"God's goodness is bigger than all human badness," writes best-selling author John Claypool in this timely new book. "God's power and willingness to forgive are greater than our human capacity to sin."
The Bible is often held up as a source of family values, but it is also full of families who falter and do so generation after generation. Few families have visited as much evil on each other as Abraham's descendants in Genesis. Using these stories, Claypool explores how God turns the "lead" of evil–like Jacob's theft of Esau's birthright, and Joseph's brothers selling him into slavery in Egypt–into the "gold" of abundant blessing, as alchemists were said to do in the past.
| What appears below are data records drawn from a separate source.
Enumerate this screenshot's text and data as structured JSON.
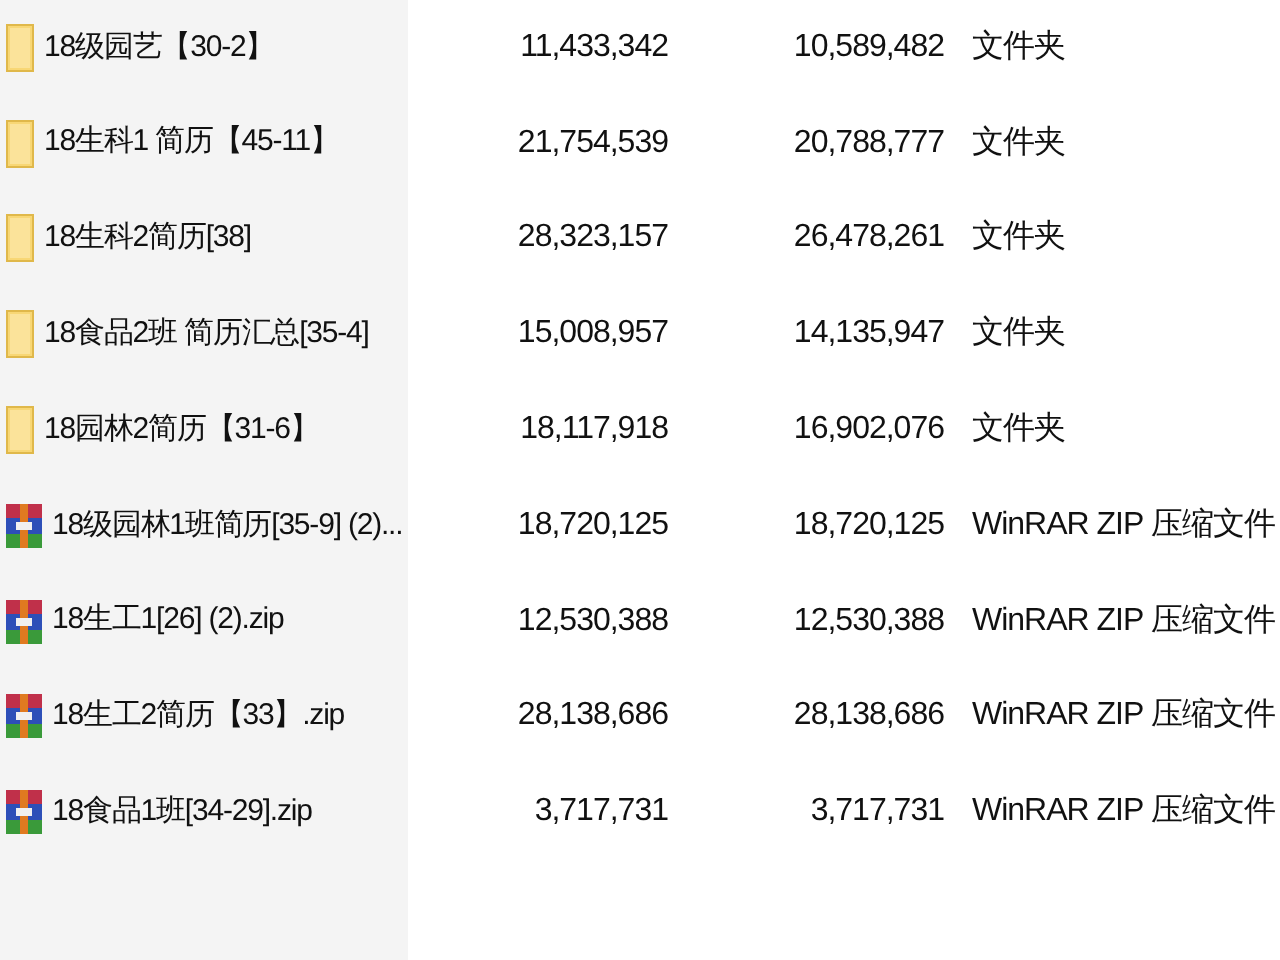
{
  "files": [
    {
      "kind": "folder",
      "name": "18级园艺【30-2】",
      "size": "11,433,342",
      "packed": "10,589,482",
      "type": "文件夹"
    },
    {
      "kind": "folder",
      "name": "18生科1 简历【45-11】",
      "size": "21,754,539",
      "packed": "20,788,777",
      "type": "文件夹"
    },
    {
      "kind": "folder",
      "name": "18生科2简历[38]",
      "size": "28,323,157",
      "packed": "26,478,261",
      "type": "文件夹"
    },
    {
      "kind": "folder",
      "name": "18食品2班 简历汇总[35-4]",
      "size": "15,008,957",
      "packed": "14,135,947",
      "type": "文件夹"
    },
    {
      "kind": "folder",
      "name": "18园林2简历【31-6】",
      "size": "18,117,918",
      "packed": "16,902,076",
      "type": "文件夹"
    },
    {
      "kind": "archive",
      "name": "18级园林1班简历[35-9] (2)...",
      "size": "18,720,125",
      "packed": "18,720,125",
      "type": "WinRAR ZIP 压缩文件"
    },
    {
      "kind": "archive",
      "name": "18生工1[26] (2).zip",
      "size": "12,530,388",
      "packed": "12,530,388",
      "type": "WinRAR ZIP 压缩文件"
    },
    {
      "kind": "archive",
      "name": "18生工2简历【33】.zip",
      "size": "28,138,686",
      "packed": "28,138,686",
      "type": "WinRAR ZIP 压缩文件"
    },
    {
      "kind": "archive",
      "name": "18食品1班[34-29].zip",
      "size": "3,717,731",
      "packed": "3,717,731",
      "type": "WinRAR ZIP 压缩文件"
    }
  ]
}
God is always more interested in our future, according to Claypool, than in our pasts.
In this book, as in his other books, Claypool explores the biblical texts carefully, and with a pastoral eye for the characters from Genesis and his contemporary readers. This book offers challenge and comfort to people who feel that their sins may be beyond God's concern and their lives beyond redemption.
The Rev. Dr. John Rowan Claypool IV was well known and much loved in two branches of the Church in the United States. He began his ministerial career as a Southern Baptist; mid-life he became an Episcopal priest. A gifted preacher, teacher and writer, he excelled in all three pursuits. He wrote this little book, based on the story of Joseph in Genesis, to demonstrate how God makes gold out of dross. He calls God an "ingenious alchemist" for His ability to redeem the worst of situations and even use horrible misfortune to build something new and better and more valuable. Father Claypool acknowledges his own affliction with cancer in the preface to this book. He firmly expresses his expectation that God will find some good even in his illness. The book was published on 1 April 2005; Claypool died on 3 September 2005. This book appears to be that good which God accomplished in the author's last days.